Methods: This study combined focus group data (N = 44) with a self-administered questionnaire (N = 57) to explore the health concerns of lesbian women, including the prevalence of risk factors for cervical cancer, the frequency of Papanicolaou (Pap) test screening, and the barriers to obtaining care. We examined the influence of women's perceptions regarding the knowledge and sensitivity of their clinicians to lesbian issues and their experiences of discrimination in the medical setting of Pap test utilization.
Results: Respondents reported risk factors for cervical cancer, including multiple past or current sexual partners (both male and female), early age at first coitus, history of sexually transmitted diseases, and cigarette smoking. One forth of respondents had not had a Pap test within the last 3 years, including 39 (7.6%) who had never had a Pap test.

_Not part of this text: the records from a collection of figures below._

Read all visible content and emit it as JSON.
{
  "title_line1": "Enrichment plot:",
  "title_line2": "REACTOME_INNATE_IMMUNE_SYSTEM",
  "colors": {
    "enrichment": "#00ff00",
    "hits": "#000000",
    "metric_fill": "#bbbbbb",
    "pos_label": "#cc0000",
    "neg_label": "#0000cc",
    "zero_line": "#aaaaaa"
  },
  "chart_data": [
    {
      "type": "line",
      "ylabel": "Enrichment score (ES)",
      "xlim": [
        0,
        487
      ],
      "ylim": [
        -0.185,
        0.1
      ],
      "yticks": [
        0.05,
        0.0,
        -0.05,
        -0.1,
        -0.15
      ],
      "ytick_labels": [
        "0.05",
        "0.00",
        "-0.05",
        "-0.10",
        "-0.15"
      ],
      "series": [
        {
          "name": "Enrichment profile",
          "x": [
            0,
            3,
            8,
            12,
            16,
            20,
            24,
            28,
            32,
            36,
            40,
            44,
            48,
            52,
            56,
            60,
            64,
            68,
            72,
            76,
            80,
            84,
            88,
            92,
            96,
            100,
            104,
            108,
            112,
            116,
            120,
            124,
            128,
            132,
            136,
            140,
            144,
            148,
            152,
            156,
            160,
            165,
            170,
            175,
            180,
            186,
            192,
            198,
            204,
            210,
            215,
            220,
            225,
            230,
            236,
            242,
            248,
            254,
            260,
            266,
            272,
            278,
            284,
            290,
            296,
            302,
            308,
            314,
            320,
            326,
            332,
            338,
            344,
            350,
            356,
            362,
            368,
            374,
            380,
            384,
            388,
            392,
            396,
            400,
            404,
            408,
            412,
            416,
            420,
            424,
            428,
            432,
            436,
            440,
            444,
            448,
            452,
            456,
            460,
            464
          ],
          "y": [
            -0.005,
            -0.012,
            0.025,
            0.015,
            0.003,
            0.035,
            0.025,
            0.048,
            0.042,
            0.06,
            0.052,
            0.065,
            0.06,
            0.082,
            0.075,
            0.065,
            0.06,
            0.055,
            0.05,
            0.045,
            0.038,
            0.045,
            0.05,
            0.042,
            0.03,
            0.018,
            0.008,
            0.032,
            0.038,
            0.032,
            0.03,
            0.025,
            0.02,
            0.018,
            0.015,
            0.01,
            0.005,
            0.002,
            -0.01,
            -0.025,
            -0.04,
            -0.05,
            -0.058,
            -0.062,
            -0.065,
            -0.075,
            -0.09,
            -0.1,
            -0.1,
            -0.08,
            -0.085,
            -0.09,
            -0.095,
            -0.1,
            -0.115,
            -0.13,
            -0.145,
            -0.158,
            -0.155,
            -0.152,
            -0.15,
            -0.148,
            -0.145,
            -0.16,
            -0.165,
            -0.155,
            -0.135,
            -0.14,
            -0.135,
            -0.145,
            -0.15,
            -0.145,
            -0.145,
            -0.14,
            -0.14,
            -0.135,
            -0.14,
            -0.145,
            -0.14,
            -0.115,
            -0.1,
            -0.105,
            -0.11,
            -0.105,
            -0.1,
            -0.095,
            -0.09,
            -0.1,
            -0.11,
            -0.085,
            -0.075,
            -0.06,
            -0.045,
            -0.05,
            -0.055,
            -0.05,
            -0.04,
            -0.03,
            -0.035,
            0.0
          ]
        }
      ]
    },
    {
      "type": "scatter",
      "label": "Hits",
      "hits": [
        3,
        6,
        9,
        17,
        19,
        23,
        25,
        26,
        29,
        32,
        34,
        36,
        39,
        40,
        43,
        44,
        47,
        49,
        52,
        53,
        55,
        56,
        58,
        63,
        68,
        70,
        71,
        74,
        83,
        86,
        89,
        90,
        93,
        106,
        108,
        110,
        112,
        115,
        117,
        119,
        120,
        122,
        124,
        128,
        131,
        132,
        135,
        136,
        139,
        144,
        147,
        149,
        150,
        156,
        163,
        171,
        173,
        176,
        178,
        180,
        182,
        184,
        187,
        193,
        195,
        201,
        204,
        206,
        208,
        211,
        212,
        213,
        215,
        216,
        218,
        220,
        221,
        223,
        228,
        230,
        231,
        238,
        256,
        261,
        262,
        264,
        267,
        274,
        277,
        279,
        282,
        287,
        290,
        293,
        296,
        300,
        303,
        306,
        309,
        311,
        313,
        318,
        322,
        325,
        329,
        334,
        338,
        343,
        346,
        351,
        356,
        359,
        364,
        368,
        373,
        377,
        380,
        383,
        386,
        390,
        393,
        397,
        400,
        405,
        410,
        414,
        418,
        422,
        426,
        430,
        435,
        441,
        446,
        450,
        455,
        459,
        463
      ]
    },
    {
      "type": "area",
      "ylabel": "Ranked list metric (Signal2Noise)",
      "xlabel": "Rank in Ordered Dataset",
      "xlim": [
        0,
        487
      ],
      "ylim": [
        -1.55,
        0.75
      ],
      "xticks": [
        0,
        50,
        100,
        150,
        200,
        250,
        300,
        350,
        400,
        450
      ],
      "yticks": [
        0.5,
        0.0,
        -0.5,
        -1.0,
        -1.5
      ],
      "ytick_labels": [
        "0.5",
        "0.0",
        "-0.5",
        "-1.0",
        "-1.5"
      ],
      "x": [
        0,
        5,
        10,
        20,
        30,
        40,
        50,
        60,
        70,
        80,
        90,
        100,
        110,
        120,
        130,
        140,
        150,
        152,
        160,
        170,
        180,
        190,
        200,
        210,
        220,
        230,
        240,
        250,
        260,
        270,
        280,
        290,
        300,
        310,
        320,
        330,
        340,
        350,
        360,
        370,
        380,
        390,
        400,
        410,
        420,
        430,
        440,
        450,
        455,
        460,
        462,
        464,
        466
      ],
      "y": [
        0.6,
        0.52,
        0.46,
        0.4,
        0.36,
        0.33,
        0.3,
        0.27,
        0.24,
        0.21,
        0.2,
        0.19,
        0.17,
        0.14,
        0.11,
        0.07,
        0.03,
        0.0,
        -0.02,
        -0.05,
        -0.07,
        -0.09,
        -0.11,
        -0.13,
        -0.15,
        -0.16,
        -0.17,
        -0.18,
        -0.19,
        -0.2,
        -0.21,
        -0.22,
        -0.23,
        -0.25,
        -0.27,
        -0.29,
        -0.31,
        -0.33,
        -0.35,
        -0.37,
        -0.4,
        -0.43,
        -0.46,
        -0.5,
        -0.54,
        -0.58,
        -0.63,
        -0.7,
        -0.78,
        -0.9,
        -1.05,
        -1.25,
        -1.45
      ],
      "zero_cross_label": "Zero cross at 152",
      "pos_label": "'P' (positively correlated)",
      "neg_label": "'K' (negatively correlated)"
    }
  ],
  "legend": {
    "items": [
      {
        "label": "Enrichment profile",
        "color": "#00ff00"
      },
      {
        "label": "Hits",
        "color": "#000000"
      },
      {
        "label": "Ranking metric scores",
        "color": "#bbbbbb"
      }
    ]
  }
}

Women who reported that their health care providers were more knowledgeable and sensitive to lesbians issues were significantly more likely to have had a Pap test within the last year, even when controlling for age, education, income, and insurance status.
Conclusions: Lesbian women are at risk for cervical cancer and should receive routine cytologic screening according to individual risk assessment. The quality of clinician-patient interactions strongly influences care-seeking within the population sampled.